Build or strengthen local partnerships. The localization trend is accelerating. Joint ventures and subcontracting relationships with local firms in target countries are increasingly a prerequisite for competitive bids, not just a nice-to-have.
Track the AfDB pipeline closely. The ADF-17 replenishment will begin disbursing into new projects in 2026 and 2027. Early engagement with AfDB project preparation teams can position firms for upcoming tenders before they are published.
Diversify beyond traditional donors. The EU, Japan, and emerging donors like the Gulf states and South Korea are maintaining or increasing development spending. Companies overly dependent on US or UK funding need to diversify their donor portfolio.
Looking Ahead
The aid reshaping underway in 2026 is not a temporary disruption. It is a structural transformation of how the world finances development — and, consequently, where procurement opportunities originate.
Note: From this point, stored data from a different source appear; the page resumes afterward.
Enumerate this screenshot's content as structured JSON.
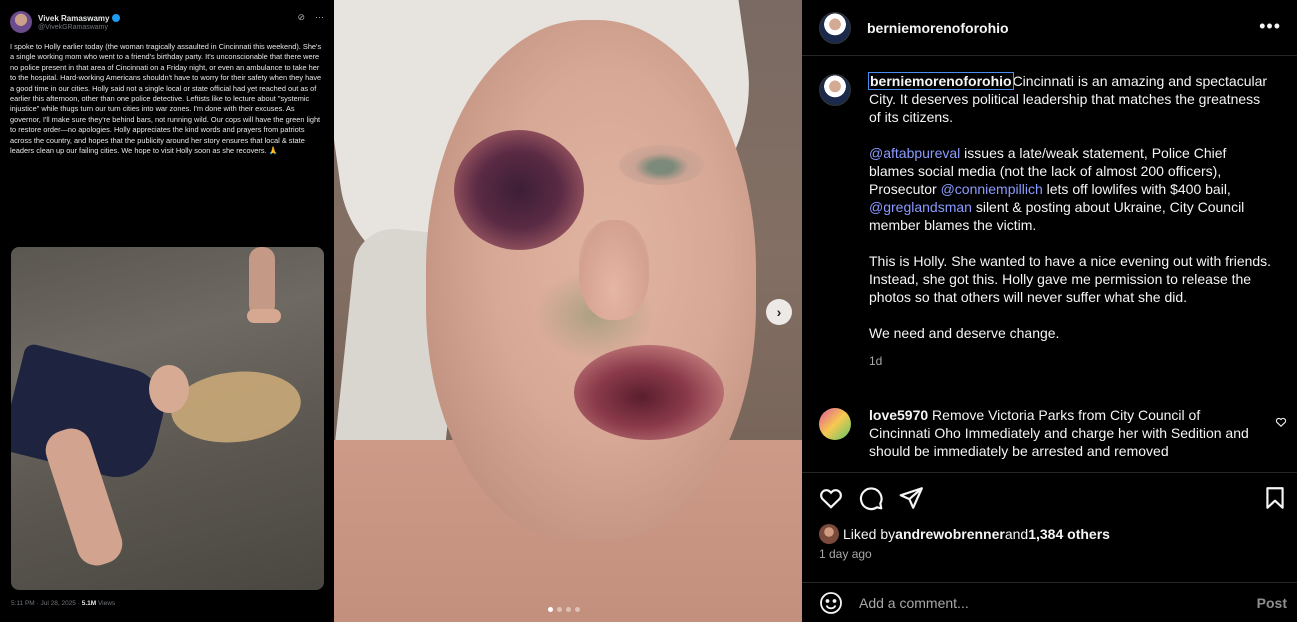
{
  "tweet": {
    "name": "Vivek Ramaswamy",
    "handle": "@VivekGRamaswamy",
    "text": "I spoke to Holly earlier today (the woman tragically assaulted in Cincinnati this weekend). She's a single working mom who went to a friend's birthday party. It's unconscionable that there were no police present in that area of Cincinnati on a Friday night, or even an ambulance to take her to the hospital. Hard-working Americans shouldn't have to worry for their safety when they have a good time in our cities. Holly said not a single local or state official had yet reached out as of earlier this afternoon, other than one police detective. Leftists like to lecture about \"systemic injustice\" while thugs turn our turn cities into war zones. I'm done with their excuses. As governor, I'll make sure they're behind bars, not running wild. Our cops will have the green light to restore order—no apologies. Holly appreciates the kind words and prayers from patriots across the country, and hopes that the publicity around her story ensures that local & state leaders clean up our failing cities. We hope to visit Holly soon as she recovers. 🙏",
    "timestamp": "5:11 PM · Jul 28, 2025 · ",
    "views": "5.1M",
    "views_label": " Views"
  },
  "carousel": {
    "next_label": "›",
    "dots_total": 4,
    "dots_active": 1
  },
  "post": {
    "username": "berniemorenoforohio",
    "more_label": "•••",
    "caption": {
      "username": "berniemorenoforohio",
      "p1": "Cincinnati is an amazing and spectacular City. It deserves political leadership that matches the greatness of its citizens.",
      "p2_m1": "@aftabpureval",
      "p2_t1": " issues a late/weak statement, Police Chief blames social media (not the lack of almost 200 officers), Prosecutor ",
      "p2_m2": "@conniempillich",
      "p2_t2": " lets off lowlifes with $400 bail, ",
      "p2_m3": "@greglandsman",
      "p2_t3": " silent & posting about Ukraine, City Council member blames the victim.",
      "p3": "This is Holly. She wanted to have a nice evening out with friends. Instead, she got this. Holly gave me permission to release the photos so that others will never suffer what she did.",
      "p4": "We need and deserve change.",
      "time": "1d"
    },
    "comment": {
      "username": "love5970",
      "text": " Remove Victoria Parks from City Council of Cincinnati Oho Immediately and charge her with Sedition and should be immediately be arrested and removed"
    },
    "likes": {
      "prefix": "Liked by ",
      "user": "andrewobrenner",
      "middle": " and ",
      "count": "1,384 others"
    },
    "time_ago": "1 day ago",
    "add_comment_placeholder": "Add a comment...",
    "post_label": "Post"
  },
  "colors": {
    "background": "#000000",
    "mention": "#8b9bff",
    "muted": "#a8a8a8",
    "highlight_outline": "#4a8ff5"
  },
  "icons": [
    "heart-icon",
    "comment-icon",
    "share-icon",
    "bookmark-icon",
    "emoji-icon",
    "verified-icon",
    "more-icon",
    "chevron-right-icon"
  ]
}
Bilateral aid from the two largest English-speaking donors is contracting sharply. Multilateral banks are expanding. Security is displacing development in the remaining bilateral budgets. And localization is changing who competes for and wins contracts on the ground.
For procurement professionals, the path forward is clear: follow the money. And in 2026, the money is increasingly flowing through multilateral channels, into security programs, and toward firms with local presence and MDB credentials.